Time has made me more patient in making films. But I wouldn’t say I’m more jaded. I think I’m just as enthusiastic now as I was 30 years ago. But I think I’m more skilled as a filmmaker than I was 30 years ago. I hope I am. The great thing about filmmaking is you can take on any subject, you can shoot in anywhere, you never get bored making films. If someone gets jaded making movies, it’s because they’re not doing it right. As a filmmaker you’re always trying to shed light on the human condition. I can see if you’re making big budget films that are purely entertainment and there’s not really a profound message behind the film. I can see getting jaded pretty quickly. Just like Ted Gould in An L.A. Minute, it’s as if he’s making those big budget films which have no substance whatsoever. He gets jaded. If you’re a filmmaker you continue to make films that you feel are important. If you do, you’ll never get bored and jaded.
*****Note: the following answer discusses the ending. If you’ve seen the movie or don’t mind spoilers, read below!

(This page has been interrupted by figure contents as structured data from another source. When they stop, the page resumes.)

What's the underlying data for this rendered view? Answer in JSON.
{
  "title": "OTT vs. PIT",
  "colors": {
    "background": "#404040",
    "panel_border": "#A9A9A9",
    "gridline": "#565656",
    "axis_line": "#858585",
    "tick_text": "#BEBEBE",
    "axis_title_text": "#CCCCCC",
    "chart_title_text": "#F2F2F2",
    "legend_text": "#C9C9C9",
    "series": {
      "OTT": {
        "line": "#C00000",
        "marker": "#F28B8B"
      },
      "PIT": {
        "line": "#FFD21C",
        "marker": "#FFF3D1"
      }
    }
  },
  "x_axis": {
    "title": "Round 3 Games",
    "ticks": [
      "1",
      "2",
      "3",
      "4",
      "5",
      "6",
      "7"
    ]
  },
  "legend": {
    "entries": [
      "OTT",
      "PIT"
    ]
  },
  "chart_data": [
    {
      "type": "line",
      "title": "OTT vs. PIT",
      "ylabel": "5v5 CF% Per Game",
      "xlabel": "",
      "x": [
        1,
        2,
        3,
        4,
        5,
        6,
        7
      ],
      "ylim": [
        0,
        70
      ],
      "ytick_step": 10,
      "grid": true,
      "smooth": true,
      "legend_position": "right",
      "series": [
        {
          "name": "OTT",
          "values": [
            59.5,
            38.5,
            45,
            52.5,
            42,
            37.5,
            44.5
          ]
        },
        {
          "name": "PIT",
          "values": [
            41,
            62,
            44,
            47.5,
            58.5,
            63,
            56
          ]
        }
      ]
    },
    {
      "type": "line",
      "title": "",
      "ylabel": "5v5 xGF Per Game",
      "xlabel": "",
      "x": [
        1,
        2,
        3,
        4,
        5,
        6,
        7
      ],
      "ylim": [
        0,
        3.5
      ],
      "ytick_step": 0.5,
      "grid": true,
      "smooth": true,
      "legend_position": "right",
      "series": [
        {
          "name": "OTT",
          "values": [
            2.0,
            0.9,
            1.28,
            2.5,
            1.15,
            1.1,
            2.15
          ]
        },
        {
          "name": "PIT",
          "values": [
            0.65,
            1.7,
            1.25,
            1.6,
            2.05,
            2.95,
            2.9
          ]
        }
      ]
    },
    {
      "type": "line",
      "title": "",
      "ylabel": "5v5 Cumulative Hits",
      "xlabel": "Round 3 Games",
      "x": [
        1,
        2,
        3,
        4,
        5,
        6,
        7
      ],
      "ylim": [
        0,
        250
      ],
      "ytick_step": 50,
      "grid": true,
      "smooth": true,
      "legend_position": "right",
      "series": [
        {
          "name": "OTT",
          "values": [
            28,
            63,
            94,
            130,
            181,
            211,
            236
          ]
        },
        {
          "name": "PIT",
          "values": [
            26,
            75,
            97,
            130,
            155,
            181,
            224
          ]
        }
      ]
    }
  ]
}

You could have made your film a feel good story or ended on a dark note, but An L.A. Minute thankfully doesn’t hit those notes and panders to the audience.
The reason why there is that complexity at the end is because it’s a complex issue that we deal with. As far as celebrity and the draw of celebrity and what you’re willing to do and compromise to achieve it. And even though there is a happy ending sort of, there isn’t (laughs). When you walk and you go, ‘Well I guess Ted redeemed himself’ but then you think, ‘well wait a minute, he stole that idea from the homeless guy and where was the homeless guy?’
It’s complex for a reason. We want the audience to think about how hard it is to not compromise your integrity when you’re faced with fame and riches (laughs). You’ve got to think, ‘Well Ted, he really came around,’ but did he? That’s the point. It’s ambiguous and I’m glad you picked up on that and I hope audiences pick up on that.
An L.A. Minute is now playing in New York and Los Angeles.